Positions calcify as hopes for deal dim
05/20/2005
Dane Smith, Star Tribune
May 20, 2005
Flickering hopes for an overarching deal that would allow the Legislature and Gov. Tim Pawlenty to finish their work by the Monday adjournment deadline were all but snuffed out Thursday.
Word choices by all parties involved betrayed resignation, hardening of positions and abandonment of the more conciliatory language of late.
After vetoing a transportation bill and gasoline tax increase approved by the House and Senate, and after accusing DFLers of having done “squatski” on highway and transit funding for 15 years, Pawlenty predicted that legislators will not finish by the adjournment deadline.
“Are they going to get all their work done by Monday? No.” Months of warnings that he would veto a tax increase were ignored, Pawlenty said, prompting him to ask, “How dumb can they be?”
In equally pugnacious counterpoint, standing in front of a big orange highway-type sign that read “End Gridlock,” Senate Majority Leader Dean Johnson, DFL-Willmar, a National Guard general and chaplain, described the situation as “political combat” and a “vying for public opinion. ... I think the public is on our side this time.”
Signaling a willingness to fight long and hard, Johnson said, “I didn’t go to the War College for my health.” Also: “We’re willing to stay here and get the best deal possible.”
Republican House Speaker Steve Sviggum said an unfinished session is “highly likely. ... The divide is very, very great.” Sviggum blamed the Senate DFL majority caucus for being “dysfunctional” and unable to agree on settlement offers.
Johnson responded that Republicans were to blame and had refused to make any substantial movement from a tax-and-budget position that amounts to about $1.4 billion less than the Senate wants, necessitating cuts in vital programs such as health-care coverage for low-income workers. “We have attempted since Sunday night to meet with the governor,” Johnson said. “Each time it’s been, ‘It’s got to be my budget.’ The last time I checked, there were three entities here.”

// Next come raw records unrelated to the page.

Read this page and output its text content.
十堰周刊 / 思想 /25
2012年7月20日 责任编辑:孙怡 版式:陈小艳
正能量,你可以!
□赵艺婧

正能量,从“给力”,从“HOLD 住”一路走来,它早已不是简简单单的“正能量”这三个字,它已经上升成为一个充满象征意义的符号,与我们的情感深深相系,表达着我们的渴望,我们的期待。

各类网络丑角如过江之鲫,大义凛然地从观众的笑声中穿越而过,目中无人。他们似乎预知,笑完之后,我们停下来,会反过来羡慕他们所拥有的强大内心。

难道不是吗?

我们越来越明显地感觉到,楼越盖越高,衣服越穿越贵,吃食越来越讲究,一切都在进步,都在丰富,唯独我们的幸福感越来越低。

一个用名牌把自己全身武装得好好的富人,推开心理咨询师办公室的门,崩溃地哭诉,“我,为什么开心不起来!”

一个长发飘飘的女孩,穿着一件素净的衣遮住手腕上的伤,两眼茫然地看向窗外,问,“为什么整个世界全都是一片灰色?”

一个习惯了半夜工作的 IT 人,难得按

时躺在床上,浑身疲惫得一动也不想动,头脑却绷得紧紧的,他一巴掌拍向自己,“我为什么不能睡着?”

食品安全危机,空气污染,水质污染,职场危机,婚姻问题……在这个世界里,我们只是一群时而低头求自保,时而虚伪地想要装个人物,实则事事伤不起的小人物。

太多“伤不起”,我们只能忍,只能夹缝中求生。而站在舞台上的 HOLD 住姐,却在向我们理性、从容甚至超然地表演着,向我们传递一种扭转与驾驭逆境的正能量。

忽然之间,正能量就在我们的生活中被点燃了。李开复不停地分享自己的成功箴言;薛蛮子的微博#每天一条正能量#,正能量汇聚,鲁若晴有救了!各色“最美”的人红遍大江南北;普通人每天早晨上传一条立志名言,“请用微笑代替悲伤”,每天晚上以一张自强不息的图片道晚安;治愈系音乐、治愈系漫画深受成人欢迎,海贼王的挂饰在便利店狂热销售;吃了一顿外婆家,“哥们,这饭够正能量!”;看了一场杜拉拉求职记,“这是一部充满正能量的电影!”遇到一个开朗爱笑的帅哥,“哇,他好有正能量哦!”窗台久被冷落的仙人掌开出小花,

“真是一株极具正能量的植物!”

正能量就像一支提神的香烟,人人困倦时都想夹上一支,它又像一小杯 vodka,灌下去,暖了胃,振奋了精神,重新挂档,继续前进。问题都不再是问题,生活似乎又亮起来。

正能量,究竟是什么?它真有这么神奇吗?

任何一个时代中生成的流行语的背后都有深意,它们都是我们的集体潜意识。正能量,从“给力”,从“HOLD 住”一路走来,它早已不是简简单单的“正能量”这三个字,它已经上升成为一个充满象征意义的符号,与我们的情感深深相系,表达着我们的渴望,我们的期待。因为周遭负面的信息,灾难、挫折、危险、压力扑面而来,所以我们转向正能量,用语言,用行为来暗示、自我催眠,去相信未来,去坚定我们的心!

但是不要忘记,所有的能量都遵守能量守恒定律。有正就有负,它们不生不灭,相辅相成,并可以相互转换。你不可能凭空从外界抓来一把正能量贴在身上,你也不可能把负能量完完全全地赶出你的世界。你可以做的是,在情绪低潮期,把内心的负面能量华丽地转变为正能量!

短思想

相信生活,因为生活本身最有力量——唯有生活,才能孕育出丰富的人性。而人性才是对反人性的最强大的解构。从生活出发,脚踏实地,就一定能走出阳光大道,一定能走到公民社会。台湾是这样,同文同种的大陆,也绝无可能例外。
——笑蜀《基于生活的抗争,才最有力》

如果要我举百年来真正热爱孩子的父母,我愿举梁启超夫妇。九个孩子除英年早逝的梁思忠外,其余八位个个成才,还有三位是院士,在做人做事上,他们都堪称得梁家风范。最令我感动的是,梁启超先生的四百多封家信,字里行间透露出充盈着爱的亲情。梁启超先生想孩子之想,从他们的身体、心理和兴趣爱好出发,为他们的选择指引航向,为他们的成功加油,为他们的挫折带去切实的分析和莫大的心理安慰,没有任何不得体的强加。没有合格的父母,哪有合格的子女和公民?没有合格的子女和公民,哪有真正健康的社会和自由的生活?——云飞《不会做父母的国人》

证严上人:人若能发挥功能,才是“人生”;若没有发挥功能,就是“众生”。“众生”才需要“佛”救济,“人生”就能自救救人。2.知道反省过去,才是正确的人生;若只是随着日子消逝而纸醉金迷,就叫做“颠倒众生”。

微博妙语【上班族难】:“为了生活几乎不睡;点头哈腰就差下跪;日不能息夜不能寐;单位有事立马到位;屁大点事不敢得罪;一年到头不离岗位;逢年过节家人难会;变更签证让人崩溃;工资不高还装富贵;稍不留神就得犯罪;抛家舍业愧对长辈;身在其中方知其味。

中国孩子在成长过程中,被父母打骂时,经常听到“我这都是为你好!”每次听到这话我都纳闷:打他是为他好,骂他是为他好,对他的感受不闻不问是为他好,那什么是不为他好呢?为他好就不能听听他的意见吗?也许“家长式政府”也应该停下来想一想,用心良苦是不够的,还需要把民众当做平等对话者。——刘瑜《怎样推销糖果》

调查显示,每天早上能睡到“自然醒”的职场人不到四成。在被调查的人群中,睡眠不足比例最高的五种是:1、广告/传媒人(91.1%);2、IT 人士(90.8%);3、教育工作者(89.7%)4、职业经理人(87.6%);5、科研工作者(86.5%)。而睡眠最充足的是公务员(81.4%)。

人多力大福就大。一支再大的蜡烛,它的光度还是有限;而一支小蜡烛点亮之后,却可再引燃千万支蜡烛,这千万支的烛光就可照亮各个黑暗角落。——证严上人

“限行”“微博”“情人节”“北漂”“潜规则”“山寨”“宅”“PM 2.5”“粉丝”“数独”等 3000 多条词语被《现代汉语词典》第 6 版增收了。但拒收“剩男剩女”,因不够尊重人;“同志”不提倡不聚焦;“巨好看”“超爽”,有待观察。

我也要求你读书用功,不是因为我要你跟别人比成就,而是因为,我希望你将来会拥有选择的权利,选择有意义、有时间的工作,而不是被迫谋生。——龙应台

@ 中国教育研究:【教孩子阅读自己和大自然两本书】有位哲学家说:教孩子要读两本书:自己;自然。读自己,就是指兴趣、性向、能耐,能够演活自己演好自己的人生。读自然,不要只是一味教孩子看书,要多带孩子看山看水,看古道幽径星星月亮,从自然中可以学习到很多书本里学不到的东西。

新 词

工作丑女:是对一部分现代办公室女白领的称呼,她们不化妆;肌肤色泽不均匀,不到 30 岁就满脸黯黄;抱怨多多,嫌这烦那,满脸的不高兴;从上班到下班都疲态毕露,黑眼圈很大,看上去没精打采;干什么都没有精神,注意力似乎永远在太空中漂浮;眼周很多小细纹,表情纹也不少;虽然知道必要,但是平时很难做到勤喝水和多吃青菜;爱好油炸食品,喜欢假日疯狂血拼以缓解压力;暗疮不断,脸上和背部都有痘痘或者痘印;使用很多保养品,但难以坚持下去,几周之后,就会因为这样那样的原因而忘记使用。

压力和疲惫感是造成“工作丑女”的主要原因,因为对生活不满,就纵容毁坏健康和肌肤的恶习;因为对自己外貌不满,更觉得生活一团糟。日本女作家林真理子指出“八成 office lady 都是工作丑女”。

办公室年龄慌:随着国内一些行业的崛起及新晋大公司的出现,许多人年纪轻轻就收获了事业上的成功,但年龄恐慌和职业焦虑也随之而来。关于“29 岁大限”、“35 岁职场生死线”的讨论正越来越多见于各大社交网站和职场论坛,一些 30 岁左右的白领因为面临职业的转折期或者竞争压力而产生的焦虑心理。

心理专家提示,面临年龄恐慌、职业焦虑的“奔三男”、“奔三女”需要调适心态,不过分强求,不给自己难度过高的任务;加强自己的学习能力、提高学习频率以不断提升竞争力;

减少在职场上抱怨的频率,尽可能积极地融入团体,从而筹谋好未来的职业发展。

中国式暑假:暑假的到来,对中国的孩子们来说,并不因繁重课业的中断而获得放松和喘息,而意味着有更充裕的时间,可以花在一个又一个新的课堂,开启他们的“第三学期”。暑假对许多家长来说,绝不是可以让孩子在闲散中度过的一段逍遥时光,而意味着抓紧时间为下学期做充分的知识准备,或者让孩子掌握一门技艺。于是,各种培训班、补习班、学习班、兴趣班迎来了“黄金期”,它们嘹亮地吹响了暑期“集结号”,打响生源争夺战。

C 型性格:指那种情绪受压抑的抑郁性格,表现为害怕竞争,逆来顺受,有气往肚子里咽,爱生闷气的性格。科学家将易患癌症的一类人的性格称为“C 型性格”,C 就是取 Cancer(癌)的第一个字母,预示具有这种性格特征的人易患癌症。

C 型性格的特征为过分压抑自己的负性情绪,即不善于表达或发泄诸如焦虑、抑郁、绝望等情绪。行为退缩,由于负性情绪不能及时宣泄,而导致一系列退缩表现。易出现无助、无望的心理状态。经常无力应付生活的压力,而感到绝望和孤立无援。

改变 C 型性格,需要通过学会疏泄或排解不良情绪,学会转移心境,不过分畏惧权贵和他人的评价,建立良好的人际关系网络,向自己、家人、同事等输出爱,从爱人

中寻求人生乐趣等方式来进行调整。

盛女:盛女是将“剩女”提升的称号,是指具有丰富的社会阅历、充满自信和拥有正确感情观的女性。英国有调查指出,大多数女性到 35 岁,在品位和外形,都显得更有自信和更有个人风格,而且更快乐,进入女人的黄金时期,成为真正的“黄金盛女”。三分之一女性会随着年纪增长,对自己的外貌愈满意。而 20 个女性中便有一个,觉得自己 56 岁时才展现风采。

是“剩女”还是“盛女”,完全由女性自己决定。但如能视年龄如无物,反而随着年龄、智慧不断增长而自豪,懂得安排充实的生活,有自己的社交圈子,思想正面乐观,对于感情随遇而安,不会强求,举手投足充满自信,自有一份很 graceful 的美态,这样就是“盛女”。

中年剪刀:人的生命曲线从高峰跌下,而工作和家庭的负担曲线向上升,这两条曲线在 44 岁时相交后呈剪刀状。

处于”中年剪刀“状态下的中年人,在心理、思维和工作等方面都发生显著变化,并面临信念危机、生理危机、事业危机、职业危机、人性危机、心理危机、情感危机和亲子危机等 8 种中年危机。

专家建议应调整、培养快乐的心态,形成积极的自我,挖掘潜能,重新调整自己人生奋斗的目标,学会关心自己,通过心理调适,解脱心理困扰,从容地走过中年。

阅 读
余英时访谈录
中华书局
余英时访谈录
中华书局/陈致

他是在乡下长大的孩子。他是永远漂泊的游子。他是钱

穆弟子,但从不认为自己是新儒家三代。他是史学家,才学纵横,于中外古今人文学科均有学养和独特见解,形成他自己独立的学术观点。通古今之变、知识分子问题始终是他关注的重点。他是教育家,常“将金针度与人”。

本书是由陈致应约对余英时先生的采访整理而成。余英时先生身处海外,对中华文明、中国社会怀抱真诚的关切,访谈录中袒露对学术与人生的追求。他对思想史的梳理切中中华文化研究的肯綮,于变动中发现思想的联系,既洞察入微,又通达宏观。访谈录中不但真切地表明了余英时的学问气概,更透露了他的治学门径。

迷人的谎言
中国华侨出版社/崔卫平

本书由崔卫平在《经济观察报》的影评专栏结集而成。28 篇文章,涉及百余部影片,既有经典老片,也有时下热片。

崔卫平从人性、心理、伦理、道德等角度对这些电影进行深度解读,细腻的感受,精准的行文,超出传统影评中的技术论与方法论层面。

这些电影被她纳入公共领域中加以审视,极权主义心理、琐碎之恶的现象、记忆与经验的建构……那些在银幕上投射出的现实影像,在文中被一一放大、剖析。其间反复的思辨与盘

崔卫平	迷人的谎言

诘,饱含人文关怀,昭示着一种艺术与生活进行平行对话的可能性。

Mutual acknowledgment of a hopeless deadlock late in the session often produces a deflating effect, removing incentives for further agreements. “It saps you,” Sviggum said. “You lose that urgency.”
After talking most of the day about holding another summit meeting in the governor’s office Thursday night, no meeting was scheduled.
Nevertheless, House and Senate floor sessions will continue, conference committees will still try to work out differences between House and Senate bills, and summit talks between top leaders will continue until the Monday midnight deadline, after which the House and Senate cannot meet in regular floor sessions.
Pawlenty said that the last productive negotiating session was Monday night and that there has been “no real discussion of the bigger issues” and “no sustained discussion of revenue sources” for the $1.4 billion in spending DFLers are seeking over the amount proposed by the Republican governor and House majority.
Legislators will reach the deadline with some accomplishments. They have approved a $945 million bonding bill for construction projects, a minimum-wage increase and a provision that will increase ethanol content in the state’s gasoline supply. Pawlenty has signed all those bills into law.
In addition, of the nine major spending bills, the three parties have reached agreement on two—funding for public safety and higher education—and are close to agreement on about three others. Those bills could be approved by both chambers and signed into law by Pawlenty within a week or so.
That would allow all sides to favorably contrast this year’s impasse with last year’s disastrous session, by consensus the least productive in modern history.
The roadblocks
The main roadblocks remaining this year are yawning differences in spending on three of the largest spending bills, for health and human services, K-12 education, and transportation.
Sviggum said he is holding to an outside chance that a conceptual agreement on those big sticking points can be reached before adjournment. In that case, a special session could be called by Pawlenty and the overtime would be brief, perhaps ending before Memorial Day.
There also is a doomsday scenario, one that was played out in 2001. This would involve long, bitter, partisan negotiations, lots of public finger-pointing and breakdowns, up against a new deadline of June 30, the end of the two-year fiscal budget period, and the possibility of at least a partial state government shutdown.